All your past endeavors instead of serving to be learning experiences become a bulletin board and checklist to assist the demise of yet another go at the game.

Phase two- small fights, arguments, general air of gloom, not replying back to texts and calls, ‘we need to talk’ talks, crying to your friends, listening to them tell you I told you so.

Phase two.. I think is your make or break phase.. you should milk this one. and milk it good. Go at each others throats with no holds barred. Don’t hold back. Attack .. but play by the rules. Be complelty honest , be fair. And don’t keep count. You survive phase two .. and you’ve pretty much got it.
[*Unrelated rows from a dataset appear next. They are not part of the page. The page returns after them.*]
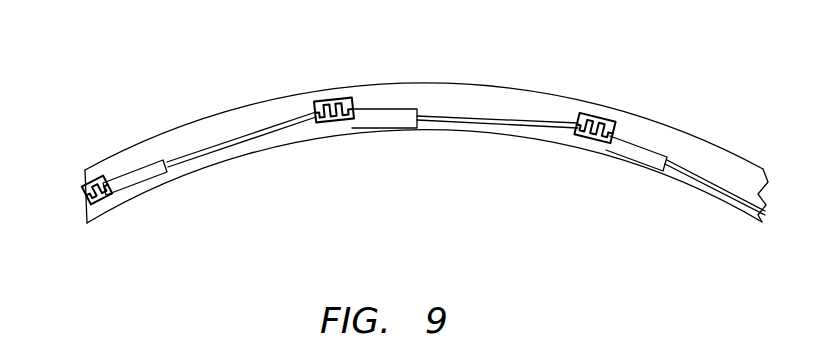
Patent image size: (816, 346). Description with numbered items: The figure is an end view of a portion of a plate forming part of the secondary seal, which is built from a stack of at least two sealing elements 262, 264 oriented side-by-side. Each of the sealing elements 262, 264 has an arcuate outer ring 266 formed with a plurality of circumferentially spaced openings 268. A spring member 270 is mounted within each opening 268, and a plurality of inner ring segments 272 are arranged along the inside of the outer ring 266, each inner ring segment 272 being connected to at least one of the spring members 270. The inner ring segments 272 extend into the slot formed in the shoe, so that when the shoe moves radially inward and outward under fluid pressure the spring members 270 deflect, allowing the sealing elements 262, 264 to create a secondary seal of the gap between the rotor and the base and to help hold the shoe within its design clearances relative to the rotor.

The sealing element 262 is at (426, 115).
The sealing element 264 is at (426, 131).
The outer ring 266 is at (214, 103).
The opening 268 is at (90, 179).
The spring member 270 is at (84, 207).
The inner ring segment 272 is at (144, 191).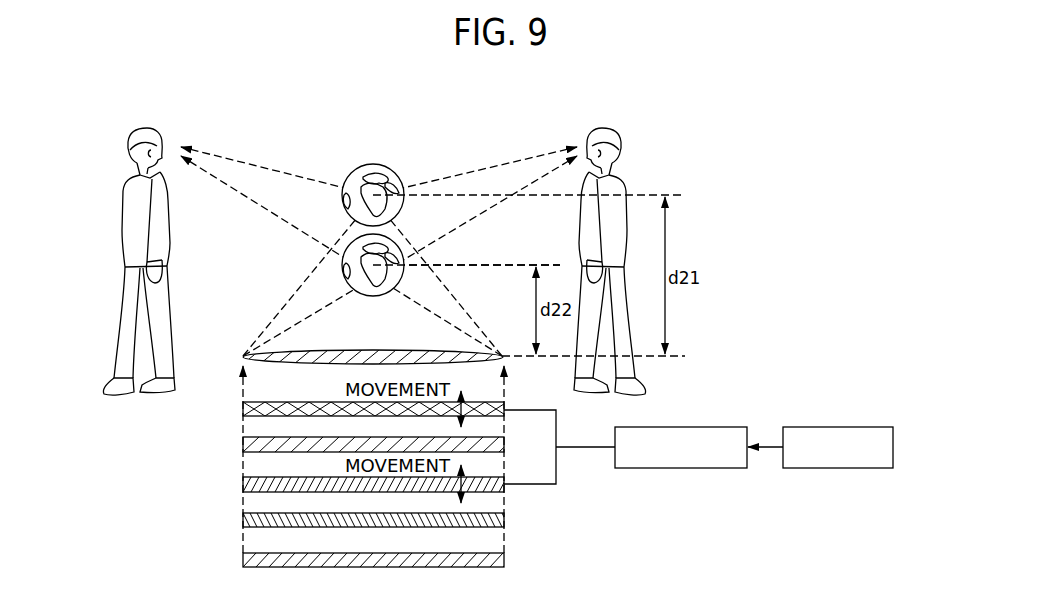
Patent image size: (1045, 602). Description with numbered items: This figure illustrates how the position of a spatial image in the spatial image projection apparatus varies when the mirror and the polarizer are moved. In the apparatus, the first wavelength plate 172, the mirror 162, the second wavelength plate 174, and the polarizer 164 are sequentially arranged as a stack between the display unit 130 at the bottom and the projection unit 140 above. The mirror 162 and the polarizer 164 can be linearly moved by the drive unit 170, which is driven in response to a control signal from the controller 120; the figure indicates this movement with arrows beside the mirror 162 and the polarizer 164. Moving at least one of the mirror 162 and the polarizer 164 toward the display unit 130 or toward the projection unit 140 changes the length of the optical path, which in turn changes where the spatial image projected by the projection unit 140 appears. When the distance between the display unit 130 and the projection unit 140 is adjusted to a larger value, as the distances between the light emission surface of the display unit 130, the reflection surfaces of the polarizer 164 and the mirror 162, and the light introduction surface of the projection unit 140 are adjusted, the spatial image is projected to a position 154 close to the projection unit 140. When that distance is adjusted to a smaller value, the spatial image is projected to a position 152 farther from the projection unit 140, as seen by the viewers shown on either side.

The controller 120 is at (855, 427).
The display unit 130 is at (506, 560).
The projection unit 140 is at (500, 352).
The position distant from the projection unit 152 is at (394, 164).
The position close to the projection unit 154 is at (377, 297).
The mirror 162 is at (243, 484).
The polarizer 164 is at (243, 410).
The drive unit 170 is at (710, 427).
The first wavelength plate 172 is at (243, 519).
The second wavelength plate 174 is at (243, 444).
Keeping the fact that we are all essentially messed up, and messed up like how. You have to give yourself a time out and take a good long hard look at patterns. Look for things you’ve done time and time again … the day I realized how badly I’ve been morphed into a cautious , short fused pessimist, was when I realized. I probably did a hell of a job on guys I’ve dated too.
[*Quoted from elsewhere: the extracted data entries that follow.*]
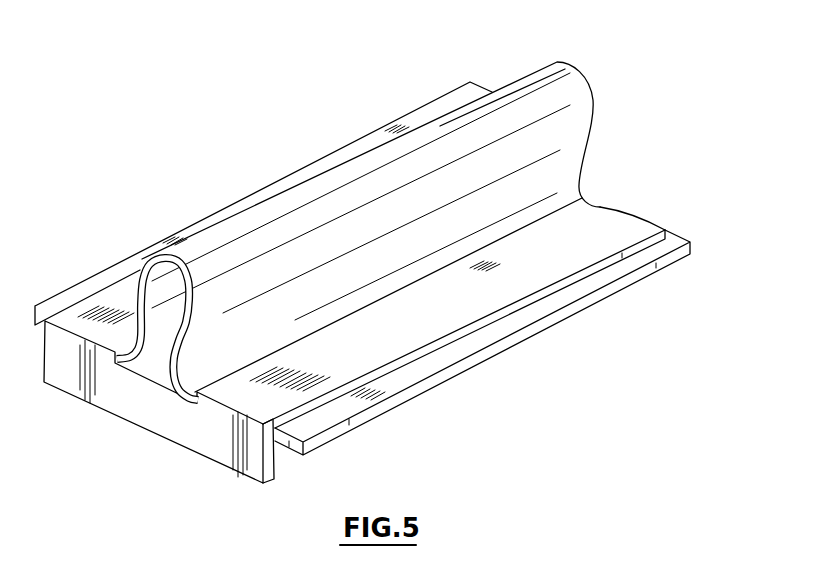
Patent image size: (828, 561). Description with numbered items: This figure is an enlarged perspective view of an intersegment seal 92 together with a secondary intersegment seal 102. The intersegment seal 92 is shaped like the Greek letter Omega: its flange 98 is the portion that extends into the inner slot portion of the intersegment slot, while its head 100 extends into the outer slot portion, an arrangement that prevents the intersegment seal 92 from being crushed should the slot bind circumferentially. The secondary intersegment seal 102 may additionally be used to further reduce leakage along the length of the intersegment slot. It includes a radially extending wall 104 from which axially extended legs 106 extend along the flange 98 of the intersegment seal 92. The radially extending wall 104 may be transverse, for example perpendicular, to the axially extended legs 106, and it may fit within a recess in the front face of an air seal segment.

The intersegment seal 92 is at (556, 92).
The flange 98 is at (405, 385).
The head 100 is at (345, 185).
The secondary intersegment seal 102 is at (600, 222).
The radially extending wall 104 is at (207, 440).
The axially extended legs 106 is at (465, 307).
Recall your arguments; recall the battles you let go. Recall snide comments that you meant to hurt. And realize how every line you delivered. Every little mind game you played, does not make the person any better.. But wires them for failed relationships tomorrow.

I’ve yet to realize a healthy relationship based on respect. A relationship where both people come to it clean and without baggage. Where both people come, without the need to jump to conclusions and are quick to pass judgment. Where your every move is not linked to a previous experience and played like a strategy game. Your reactions are not practiced, your love making not gauged by previous user feedback. Your romance fresh. I have yet to come across this. Maybe we are wired to being cautious, because we get our hearts broken so easily and readily. When we have put ourselves out there, we have been trampled by the usual ‘I don’t know yet.’, or ‘its too early for us.’, or ‘lets wait a while’.
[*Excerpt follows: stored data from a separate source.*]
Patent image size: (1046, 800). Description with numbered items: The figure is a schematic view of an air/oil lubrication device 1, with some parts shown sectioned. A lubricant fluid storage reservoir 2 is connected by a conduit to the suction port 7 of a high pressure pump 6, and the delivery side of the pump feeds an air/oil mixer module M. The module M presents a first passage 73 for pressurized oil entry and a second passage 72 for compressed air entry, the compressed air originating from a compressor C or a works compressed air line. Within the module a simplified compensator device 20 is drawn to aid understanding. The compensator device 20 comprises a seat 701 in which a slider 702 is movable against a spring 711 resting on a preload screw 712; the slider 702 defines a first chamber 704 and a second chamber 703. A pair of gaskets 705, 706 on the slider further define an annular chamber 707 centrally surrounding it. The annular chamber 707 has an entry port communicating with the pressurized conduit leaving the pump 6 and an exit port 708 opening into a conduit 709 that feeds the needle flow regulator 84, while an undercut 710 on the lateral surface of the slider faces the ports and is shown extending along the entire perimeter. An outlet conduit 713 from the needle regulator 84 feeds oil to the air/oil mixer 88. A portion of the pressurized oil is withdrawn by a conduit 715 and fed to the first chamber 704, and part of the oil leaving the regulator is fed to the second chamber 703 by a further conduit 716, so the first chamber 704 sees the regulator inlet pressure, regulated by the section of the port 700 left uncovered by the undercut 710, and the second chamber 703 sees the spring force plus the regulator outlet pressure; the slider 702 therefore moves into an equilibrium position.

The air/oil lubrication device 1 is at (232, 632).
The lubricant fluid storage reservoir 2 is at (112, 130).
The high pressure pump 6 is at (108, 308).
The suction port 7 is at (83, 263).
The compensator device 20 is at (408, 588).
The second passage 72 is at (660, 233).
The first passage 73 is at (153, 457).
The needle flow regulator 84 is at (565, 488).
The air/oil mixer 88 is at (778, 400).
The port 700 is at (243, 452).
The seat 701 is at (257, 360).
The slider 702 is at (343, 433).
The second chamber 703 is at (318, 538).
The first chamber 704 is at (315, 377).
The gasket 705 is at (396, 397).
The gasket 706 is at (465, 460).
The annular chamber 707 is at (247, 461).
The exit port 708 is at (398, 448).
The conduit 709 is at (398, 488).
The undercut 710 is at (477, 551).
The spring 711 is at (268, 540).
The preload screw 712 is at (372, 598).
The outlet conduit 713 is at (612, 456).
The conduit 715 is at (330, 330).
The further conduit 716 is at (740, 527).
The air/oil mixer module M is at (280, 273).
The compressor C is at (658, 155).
How quantity is equaled to quality today I just don’t get. How does six years, make you realize you want to spend another six years with them. How is gut feeling equaled to years of being tentative about a relationship? Maybe all of us have different love modes; mine seems to be in full throttle. No matter who I’ve been with I have always been ‘madly’ in love. The kind Where you go into it naïve and feel every single pulsing emotion, makes you feel alive and yet wanting to end it all in drama never witnessed before. Feeling lows that you never thought you’d experience. Then again, this rapture and passion, has hardly served me well. Maybe I am meant to meet my match, the guy who is loud, obnoxiously happy and not afraid to be gut wrenchingly depressed. Someone who puts himself above and beyond the line, like I do. Someone who gives, exceeding the expected and norm. It will be a romance of drama, tragedy and might make a mighty good script for a cheesy mainstream B-grade chick flick(those are the best kind).

Maybe the next time, we meet someone, and your belly does a flip. Your head feels happy and light and you are floating on a cloud of seemingly unending happiness. Promise yourself you won’t bring your past to the table, and I mean really promise yourself that. Promise your partner, you are new and vulnerable and hope he is too. Life is so fleeting and passing to be apprehensive and cautious. Sometimes, you will meet the perfect person and they are clouded with their hurting past, they are morphed into being suspicious and distant. You can only give so much of yourself to such people. Your passion makes them distant. Your tears scare them. It is not their fault. It is ours, it is all of ours. We wire them to mess relationships up, for systematic breakdown of what could be the most meaningful event in all our lives.

The coming together of people devoid of shame, guilt, pre-conceived notions and unending capacity for love. Makes for healthier happier relationships and a better base for families. Happy homes.. happy people. so loosen up.. and try leaving behind everything. The past has nothing to offer in relationships. Don’t hold on. Let go. Bring on the tears and laughter. Let the drama unfold.